Running away to circus now more difficult as Ringling Bros. shuts down

Kids threatening to run away and join the circus are examining their options this morning, as the Ringling Bros. and Barnum & Bailey circus, once one of the biggest names in American entertainment, has performed its last show. Following a speech from longtime ringmaster Johnathan Lee Iverson, the audience at the Nassau Veterans Memorial Coliseum in Long Island gave the performers a final standing ovation, according to The New York Times. The performance was, of course, emotional for the performers—many of whom are third or fourth-generation circus folk—as well as the audience, largely composed of nostalgic adults who grew up with the self-proclaimed Greatest Show on Earth.

That contingent was no longer enough to sustain Ringling Bros.’ business, however, with sharp declines in ticket sales only increasing after the circus eliminated elephant shows in 2016. Animal rights activists, who have called for the circus to shut down for years, were present outside the arena yesterday. But the real driving force behind the shutdown seems to simply be time—with origins dating back to 1871, Ringling Bros. was a relic of not only a pre-internet age, but a pre-cinema one.
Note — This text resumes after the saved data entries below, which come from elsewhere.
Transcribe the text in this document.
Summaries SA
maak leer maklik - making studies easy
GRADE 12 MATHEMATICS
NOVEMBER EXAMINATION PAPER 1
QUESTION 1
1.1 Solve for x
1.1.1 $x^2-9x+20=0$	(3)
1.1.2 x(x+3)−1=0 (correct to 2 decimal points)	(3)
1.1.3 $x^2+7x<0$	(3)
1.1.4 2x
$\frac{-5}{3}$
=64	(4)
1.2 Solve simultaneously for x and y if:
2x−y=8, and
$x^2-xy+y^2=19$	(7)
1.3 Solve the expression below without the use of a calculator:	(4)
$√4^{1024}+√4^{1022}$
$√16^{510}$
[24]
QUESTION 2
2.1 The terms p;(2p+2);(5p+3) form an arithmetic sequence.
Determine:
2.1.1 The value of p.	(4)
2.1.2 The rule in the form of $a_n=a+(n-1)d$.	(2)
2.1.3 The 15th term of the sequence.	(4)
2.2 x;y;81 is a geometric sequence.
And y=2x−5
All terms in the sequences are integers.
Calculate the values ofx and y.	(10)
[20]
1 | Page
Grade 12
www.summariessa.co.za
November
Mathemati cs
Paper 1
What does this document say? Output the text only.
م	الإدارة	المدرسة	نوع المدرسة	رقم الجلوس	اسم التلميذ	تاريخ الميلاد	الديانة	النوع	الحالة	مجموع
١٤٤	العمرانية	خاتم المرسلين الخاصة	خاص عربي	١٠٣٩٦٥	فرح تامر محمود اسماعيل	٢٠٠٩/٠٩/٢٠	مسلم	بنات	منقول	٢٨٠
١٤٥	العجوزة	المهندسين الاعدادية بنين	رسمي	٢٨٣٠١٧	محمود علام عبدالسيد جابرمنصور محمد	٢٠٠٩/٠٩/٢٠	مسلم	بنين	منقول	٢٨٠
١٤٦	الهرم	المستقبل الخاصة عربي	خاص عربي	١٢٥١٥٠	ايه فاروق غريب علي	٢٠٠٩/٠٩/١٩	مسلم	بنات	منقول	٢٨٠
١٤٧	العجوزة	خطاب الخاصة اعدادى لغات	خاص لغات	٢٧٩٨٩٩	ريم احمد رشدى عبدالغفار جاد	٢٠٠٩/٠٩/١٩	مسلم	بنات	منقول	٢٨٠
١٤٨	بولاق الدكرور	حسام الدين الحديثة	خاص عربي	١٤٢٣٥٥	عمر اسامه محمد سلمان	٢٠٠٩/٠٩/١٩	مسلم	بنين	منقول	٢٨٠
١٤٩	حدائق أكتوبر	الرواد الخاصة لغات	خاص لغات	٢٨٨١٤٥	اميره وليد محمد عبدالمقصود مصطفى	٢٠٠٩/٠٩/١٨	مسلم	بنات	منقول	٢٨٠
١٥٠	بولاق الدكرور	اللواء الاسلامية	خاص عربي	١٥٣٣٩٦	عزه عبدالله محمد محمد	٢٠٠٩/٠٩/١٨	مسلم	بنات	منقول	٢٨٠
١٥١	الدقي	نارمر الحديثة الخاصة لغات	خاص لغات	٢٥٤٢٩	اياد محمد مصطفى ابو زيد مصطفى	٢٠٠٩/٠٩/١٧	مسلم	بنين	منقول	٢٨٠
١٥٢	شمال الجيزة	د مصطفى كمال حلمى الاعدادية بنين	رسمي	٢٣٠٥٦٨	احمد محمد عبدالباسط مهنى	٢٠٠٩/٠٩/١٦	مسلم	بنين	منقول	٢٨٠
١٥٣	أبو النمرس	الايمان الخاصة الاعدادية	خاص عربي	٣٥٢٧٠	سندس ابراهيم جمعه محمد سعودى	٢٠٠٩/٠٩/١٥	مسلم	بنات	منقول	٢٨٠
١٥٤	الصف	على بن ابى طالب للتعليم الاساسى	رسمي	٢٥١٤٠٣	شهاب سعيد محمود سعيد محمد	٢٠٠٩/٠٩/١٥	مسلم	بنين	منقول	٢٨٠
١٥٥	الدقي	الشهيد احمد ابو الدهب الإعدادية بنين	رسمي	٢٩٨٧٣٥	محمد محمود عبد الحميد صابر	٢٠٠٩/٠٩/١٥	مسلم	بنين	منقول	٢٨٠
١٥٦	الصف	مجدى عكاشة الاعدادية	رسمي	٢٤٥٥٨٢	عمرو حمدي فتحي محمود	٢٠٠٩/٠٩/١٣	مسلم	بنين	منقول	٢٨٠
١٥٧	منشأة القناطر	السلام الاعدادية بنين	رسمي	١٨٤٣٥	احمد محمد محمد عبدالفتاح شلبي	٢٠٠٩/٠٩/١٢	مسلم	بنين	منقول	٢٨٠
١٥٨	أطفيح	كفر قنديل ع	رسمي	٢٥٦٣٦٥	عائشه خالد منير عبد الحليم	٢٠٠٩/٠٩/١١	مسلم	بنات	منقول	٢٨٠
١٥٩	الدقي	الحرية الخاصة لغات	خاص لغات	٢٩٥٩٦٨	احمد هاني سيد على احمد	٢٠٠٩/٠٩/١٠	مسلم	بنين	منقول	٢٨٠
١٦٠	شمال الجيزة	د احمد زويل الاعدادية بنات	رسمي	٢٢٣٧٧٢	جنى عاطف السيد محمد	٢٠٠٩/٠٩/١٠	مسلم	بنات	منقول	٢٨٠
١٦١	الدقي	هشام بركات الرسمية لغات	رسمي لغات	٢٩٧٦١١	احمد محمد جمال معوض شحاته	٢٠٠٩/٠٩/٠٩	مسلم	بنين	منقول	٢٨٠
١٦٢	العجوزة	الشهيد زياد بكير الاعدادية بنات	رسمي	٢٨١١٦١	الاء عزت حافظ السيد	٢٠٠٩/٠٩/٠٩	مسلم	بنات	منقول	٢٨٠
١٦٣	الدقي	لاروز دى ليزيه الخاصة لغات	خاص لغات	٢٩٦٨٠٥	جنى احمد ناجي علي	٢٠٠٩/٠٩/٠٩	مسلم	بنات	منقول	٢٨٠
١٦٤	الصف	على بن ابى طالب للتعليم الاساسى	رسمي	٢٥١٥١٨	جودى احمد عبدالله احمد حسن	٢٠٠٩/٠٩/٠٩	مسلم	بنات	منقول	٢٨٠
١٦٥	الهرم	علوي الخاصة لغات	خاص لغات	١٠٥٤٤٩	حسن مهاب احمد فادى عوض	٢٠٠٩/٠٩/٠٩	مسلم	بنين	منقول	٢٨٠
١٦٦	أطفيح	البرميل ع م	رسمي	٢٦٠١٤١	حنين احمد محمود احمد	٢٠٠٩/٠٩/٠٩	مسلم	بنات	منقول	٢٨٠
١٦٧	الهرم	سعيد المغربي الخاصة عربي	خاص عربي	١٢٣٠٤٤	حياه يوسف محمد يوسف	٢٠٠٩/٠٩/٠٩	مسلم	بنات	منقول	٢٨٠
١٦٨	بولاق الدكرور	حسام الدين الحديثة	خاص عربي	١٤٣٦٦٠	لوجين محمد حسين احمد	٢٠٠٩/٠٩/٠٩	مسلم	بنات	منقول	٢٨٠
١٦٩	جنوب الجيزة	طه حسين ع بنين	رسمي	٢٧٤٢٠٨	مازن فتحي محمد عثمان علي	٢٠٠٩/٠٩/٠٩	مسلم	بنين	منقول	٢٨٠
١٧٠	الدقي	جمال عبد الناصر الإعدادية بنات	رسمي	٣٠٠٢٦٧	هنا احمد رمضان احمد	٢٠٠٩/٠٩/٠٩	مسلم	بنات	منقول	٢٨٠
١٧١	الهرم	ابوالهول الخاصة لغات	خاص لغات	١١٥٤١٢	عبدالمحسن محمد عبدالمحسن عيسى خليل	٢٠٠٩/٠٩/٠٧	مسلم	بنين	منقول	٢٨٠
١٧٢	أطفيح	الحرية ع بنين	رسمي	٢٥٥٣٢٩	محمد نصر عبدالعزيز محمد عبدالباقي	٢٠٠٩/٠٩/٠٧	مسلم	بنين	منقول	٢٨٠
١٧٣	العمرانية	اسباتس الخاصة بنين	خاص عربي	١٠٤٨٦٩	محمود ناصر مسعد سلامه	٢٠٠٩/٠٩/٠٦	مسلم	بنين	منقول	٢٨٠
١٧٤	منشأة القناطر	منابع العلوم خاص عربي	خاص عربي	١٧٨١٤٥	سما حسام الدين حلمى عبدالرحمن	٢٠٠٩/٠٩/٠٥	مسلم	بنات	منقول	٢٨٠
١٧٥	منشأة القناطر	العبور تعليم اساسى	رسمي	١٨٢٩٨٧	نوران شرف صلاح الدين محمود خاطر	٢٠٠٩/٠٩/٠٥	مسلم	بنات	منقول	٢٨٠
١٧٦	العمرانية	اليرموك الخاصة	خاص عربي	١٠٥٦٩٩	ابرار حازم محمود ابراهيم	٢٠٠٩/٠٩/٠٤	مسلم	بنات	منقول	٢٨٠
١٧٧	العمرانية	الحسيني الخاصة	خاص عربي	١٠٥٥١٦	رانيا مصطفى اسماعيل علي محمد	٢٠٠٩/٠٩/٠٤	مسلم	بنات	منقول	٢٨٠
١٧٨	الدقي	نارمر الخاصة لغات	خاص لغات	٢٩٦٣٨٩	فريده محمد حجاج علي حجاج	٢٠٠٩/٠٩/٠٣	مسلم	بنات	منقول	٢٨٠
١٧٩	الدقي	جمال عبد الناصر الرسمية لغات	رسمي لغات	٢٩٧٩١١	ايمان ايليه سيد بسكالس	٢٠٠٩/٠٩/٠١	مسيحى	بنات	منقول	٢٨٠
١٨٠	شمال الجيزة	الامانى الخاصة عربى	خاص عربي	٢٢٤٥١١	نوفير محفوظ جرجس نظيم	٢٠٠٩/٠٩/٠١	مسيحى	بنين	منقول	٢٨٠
Smaller traveling circuses like Carson & Barnes and the UniverSoul Circus—one of whose performers was seriously injured after falling during the “Wheel of Death” acrobatic stunt over the weekend—continue to tour the small towns of America, collecting accusations of animal cruelty along the way. Other options for nostalgically-minded runaway youth include the all-human Cirque du Soleil and becoming an organ grinder, which is still a thing, albeit a fading one, in Mexico City.